レギオンはセナの隣で、見様見真似ながらお祈り……っぽいことをしている。
《――レベル100達成》
《――信仰度達成》
《――神威修得の条件が達成されました》
《――【女神の寵愛】を確認》
《――神格:エイアエオンリーカの神域へ接続します》
これまでとは違ったアナウンスが流れ、いつの間にかセナたちは異なる場所へと移動していた。

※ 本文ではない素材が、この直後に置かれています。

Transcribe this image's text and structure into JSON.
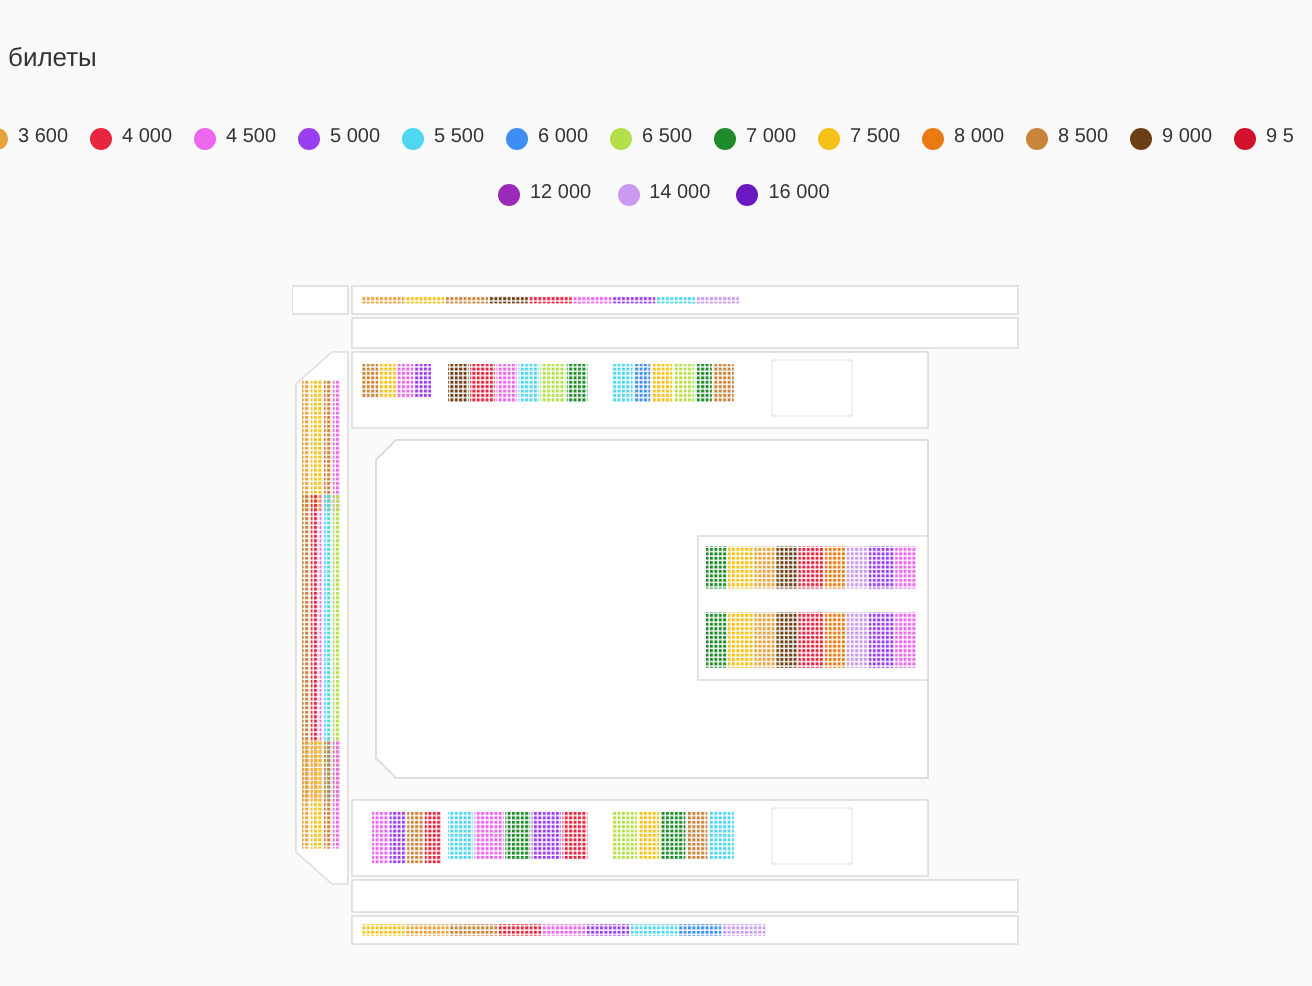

そこは極彩色に彩られた女神の領域、疫病と薬毒を司るエイアエオンリーカの神域である。
「久しぶりだね、セナ」
「ジジさん」
セナを出迎えたのは信徒、そして狩人としての先輩であるジジであった。
以前と同じ狩人らしい風貌ではあるが、神官らしさも取り入れられている服装は神の信徒である証。
そして、今のセナだから分かることもある。
「(……この人、女神様の使徒だ)」
地獄の訓練を熟していた当時のセナでは分からないぐらい、彼女の実力は人間離れしていたのだ。
強くなって初めて、彼我の実力差を感じられるほどの強者。恐らくは、七賢人に比肩する――或いは上回るほどの。
「その様子だと、気付いたかな」
「はい。女神様の使徒、ですよね?」
「その通り。尤も、今の私はただの死者だから、厳密には元使徒なのだけれどね」
女神がいる小屋までの道中、師弟は言葉を交わす。
これまでセナが斃してきた敵のこと。従魔であり大切な友達でもあるレギオンのこと。ジジの子孫、或いは弟子の子孫と出会ったこと。
アグレイアの七賢人に遭遇したと言うと、ジジは驚いた様子を見せる。
「……彼ららしい在り方だね」
セナが出会ったのはシャリアとディアナ、そしてマクスウェルだけだが、その三人の様子を語ってみせるとジジは懐かしそうに笑った。
シャリアは基本的に真面目ではあるが抜けている一面もあり、特に私生活はだらしない。
ディアナは我が強く誰に対しても傲慢かつ上から目線だが、根は善良そのもので誰よりも慈善事業に励んでいた。
マクスウェルは自分勝手なところがあるが、逆にその自分勝手さがリーダーシップとなっていた。
「知り合いなんですか?」
「いいや、たまたま会う機会があって、旅人としての流儀を教えたに過ぎないよ。昔、まだアグレイアという枠組みも無かったけれど、その時からまるで変わってない」
弟子とも呼べない、偶然出会っただけの関係ではあったが、ジジは七賢人になる前の彼らに教えを請われる立場だったらしい。
改めてジジを凄い人物だと認識するが、セナは少しだけもやもやとした感覚を覚えた。
それは弟子である自分より大切そうにされている七賢人への嫉妬かもしれない。
が、ジジからすれば一千年以上昔の出来事。今の弟子への想いより懐かしさの比重が大きいかもしれないが、それは本当に懐かしいだけなのだ。
一千年以上、それこそアグレイアという国が興るよりも前の時代に、たまたま出会った数人の長命種。かつての時代に出会った子どもが、古代の英雄となった今でも変わらないことを懐かしんでいるだけ。
そこに他意は一切無い。
セナとジジは思い出話を交えながら、以前より長い小屋までの道を進む。
その数歩後ろを、レギオンが困惑しつつ歩いていた。
「……なんでレギオンも?」
「レギオンだって分からない」
レギオンはモンスターである。
モンスターは邪神がこの世界にばらまいた異物であり、今は完全にこの世界の一部となってはいるが、神々の加護が及ぶ生命では無い。
モンスターに加護を与えられるのは、モンスターの原種を創造した邪神だけ。
故に、本来レギオンは神域に招かれるはずが無い。それはレギオンが一番よく分かっている。
だから困惑している。
邪神の駒であることを否定し、邪神の加護を突っぱね、人であるセナと共に生きることを選択しても、モンスターであることは変わらない。